Well, seeing that you spent half the time establishing that Republicans occasionally criticize the Supreme Court’s decisions, you apparently had no time to explain why you thought the legal reasoning was wrong.
On the contrary, I salute him because his candid response brought home to the country how high the stakes are in the battle over the conservative activism of Chief Justice John Roberts's court.
And your proof that they are activists is... well you say they are. Good to know.
Of course you can then go back and read his critique of the ruling itself and what do you know he starts to make the exact same wrong statements Obama did, such as:
Turning its back on a century of practice and decades of precedent, a narrow right-wing majority on the court decided to change the American political system by tilting it decisively in favor of corporate interests.
So he lied about what this was. No wonder he defended Obama when he made his lying attack on the decision.
Defenders of this vast expansion of corporate influence piously claim it's about "free speech." But since when is a corporation, a creation of laws passed by governments, entitled to the same rights as an individual citizen?
You know, it’s downright tedious to point out that he is a paid employee of the Washington Post Company. And then he goes on to make Barbra Streisand's mistake:
The only proper response to this distortion of our political system by ideologically driven justices is a popular revolt.
But if the corporate speech is so irresistible that it cannot be stopped, then, um, how do you expect this revolt to go off? And what do you expect it to accomplish? I mean Streisand, dare I say, was more lucid saying, it would be a popular uprising against this decision resulting in a constitutional amendment. This would be a popular uprising in favor of um… socialism or something?
It reminds me of these idiots I used to debate in chatrooms during the Bush administration. They would claim there is no freedom of speech in America anymore, and I would respond, “okay, so what prison are you in right now? I mean if you don’t have freedom of speech then you can’t be saying all of this as a free person, right?”
Then he loses his focus and whines about what he considers to be fake populism:
This court ruling should also challenge the fake populism we have seen of late. It disguises a defense of the interests of the powerful behind crowd-pleasing rhetoric against "Washington," "taxes" and, yes, "Obama."

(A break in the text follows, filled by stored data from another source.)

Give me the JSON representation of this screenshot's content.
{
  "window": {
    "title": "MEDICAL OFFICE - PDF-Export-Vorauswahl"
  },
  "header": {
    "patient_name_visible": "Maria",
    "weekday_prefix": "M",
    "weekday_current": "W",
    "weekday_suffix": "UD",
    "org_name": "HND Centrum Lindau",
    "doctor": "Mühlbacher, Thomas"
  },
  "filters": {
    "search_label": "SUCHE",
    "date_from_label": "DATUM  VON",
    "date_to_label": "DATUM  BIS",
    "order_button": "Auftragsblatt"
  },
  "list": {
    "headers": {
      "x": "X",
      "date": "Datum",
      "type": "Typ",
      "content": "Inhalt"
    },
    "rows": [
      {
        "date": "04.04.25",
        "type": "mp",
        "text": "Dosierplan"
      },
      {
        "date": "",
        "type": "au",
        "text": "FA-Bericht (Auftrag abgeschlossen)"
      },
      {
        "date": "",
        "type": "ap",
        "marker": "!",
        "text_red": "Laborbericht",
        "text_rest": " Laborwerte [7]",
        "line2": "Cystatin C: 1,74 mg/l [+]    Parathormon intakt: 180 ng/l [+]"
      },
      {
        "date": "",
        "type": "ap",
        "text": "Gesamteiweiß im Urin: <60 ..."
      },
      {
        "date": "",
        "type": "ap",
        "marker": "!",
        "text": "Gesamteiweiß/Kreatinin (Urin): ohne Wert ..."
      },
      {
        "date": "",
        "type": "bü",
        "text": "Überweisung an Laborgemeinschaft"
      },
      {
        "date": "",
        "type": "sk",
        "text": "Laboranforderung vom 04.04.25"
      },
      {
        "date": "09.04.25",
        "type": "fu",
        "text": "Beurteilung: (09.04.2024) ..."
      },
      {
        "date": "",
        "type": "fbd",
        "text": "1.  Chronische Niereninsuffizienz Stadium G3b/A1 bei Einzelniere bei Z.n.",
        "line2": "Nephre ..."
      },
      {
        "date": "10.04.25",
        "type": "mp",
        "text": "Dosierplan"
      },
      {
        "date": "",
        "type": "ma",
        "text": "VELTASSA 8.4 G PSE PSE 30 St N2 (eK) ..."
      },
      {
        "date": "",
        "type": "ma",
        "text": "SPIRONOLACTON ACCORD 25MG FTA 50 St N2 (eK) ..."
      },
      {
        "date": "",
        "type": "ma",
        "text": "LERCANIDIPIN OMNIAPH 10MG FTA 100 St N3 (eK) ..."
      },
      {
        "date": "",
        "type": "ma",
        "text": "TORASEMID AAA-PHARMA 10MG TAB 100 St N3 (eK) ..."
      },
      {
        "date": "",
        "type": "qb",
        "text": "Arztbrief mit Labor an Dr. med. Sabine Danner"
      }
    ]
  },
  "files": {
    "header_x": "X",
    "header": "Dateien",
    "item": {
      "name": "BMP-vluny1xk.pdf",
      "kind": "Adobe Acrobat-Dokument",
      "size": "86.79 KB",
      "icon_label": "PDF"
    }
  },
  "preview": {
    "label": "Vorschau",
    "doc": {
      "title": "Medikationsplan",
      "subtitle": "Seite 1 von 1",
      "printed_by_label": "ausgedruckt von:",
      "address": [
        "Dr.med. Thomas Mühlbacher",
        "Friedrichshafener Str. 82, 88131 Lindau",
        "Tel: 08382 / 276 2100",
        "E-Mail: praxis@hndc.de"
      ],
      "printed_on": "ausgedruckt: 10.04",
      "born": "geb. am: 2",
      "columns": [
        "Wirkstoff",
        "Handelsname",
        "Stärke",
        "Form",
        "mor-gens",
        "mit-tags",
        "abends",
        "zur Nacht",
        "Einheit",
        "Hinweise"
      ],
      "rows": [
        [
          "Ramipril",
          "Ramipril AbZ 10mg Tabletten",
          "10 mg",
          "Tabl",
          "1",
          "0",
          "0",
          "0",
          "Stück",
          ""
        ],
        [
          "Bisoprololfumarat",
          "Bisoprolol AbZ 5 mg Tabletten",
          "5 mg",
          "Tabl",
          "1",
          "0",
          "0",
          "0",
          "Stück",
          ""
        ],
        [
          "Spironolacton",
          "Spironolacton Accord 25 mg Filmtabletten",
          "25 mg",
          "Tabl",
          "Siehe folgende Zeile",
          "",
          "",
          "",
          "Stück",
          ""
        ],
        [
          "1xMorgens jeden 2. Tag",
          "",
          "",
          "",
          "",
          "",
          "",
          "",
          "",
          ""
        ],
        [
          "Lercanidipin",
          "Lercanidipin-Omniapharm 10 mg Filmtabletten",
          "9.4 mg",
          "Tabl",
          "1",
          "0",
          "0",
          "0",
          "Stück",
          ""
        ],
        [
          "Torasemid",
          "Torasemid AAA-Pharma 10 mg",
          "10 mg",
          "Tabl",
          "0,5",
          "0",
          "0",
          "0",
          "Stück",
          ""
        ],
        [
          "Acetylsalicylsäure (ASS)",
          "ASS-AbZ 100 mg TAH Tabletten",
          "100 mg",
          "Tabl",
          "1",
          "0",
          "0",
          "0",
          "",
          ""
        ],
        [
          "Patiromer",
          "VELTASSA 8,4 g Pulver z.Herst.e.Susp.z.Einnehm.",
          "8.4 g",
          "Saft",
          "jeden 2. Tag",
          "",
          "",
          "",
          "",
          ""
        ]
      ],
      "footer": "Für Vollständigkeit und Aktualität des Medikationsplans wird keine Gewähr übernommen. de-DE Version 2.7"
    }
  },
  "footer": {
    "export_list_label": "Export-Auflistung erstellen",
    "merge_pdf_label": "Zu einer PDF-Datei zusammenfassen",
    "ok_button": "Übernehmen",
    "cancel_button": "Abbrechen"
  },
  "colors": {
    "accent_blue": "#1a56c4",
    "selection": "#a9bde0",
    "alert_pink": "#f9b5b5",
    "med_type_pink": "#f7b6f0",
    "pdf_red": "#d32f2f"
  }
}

Um, “Obama” was now only crowd-pleasing, but even inspired worship usually reserved for prophets, around November 2008. What changed?
Then he explains that the reason why his policies are unpopular is because of the bailout. Fair enough, but then it gets, well, goofy.
If average voters came to see government primarily as an instrument of the banks, why should they believe that the same government could help them on matters of health care and employment? This problem was aggravated by puffed-up, self-involved U.S. senators who conspired to make the legislative process look as ugly and chaotic as possible.
In other words, the more we watch the democrats at work, who think they are representing big government at its best, the less we like big government... It’s almost like as if Democrats had a chance to show how well they could run our lives if we only let them and they screwed it up so badly we realized the entire project was a bad idea.
He then goes on to list several different ways they will try to suppress the speech they don’t like. I have already covered how this is born from a fundamental misunderstanding of what constitutionalism is all about.
And then finally we get this little bit of hyperbole.
American democracy and the square deal in government for which TR battled are in jeopardy.
OMG, we are going to become a dictatorship! Sigh.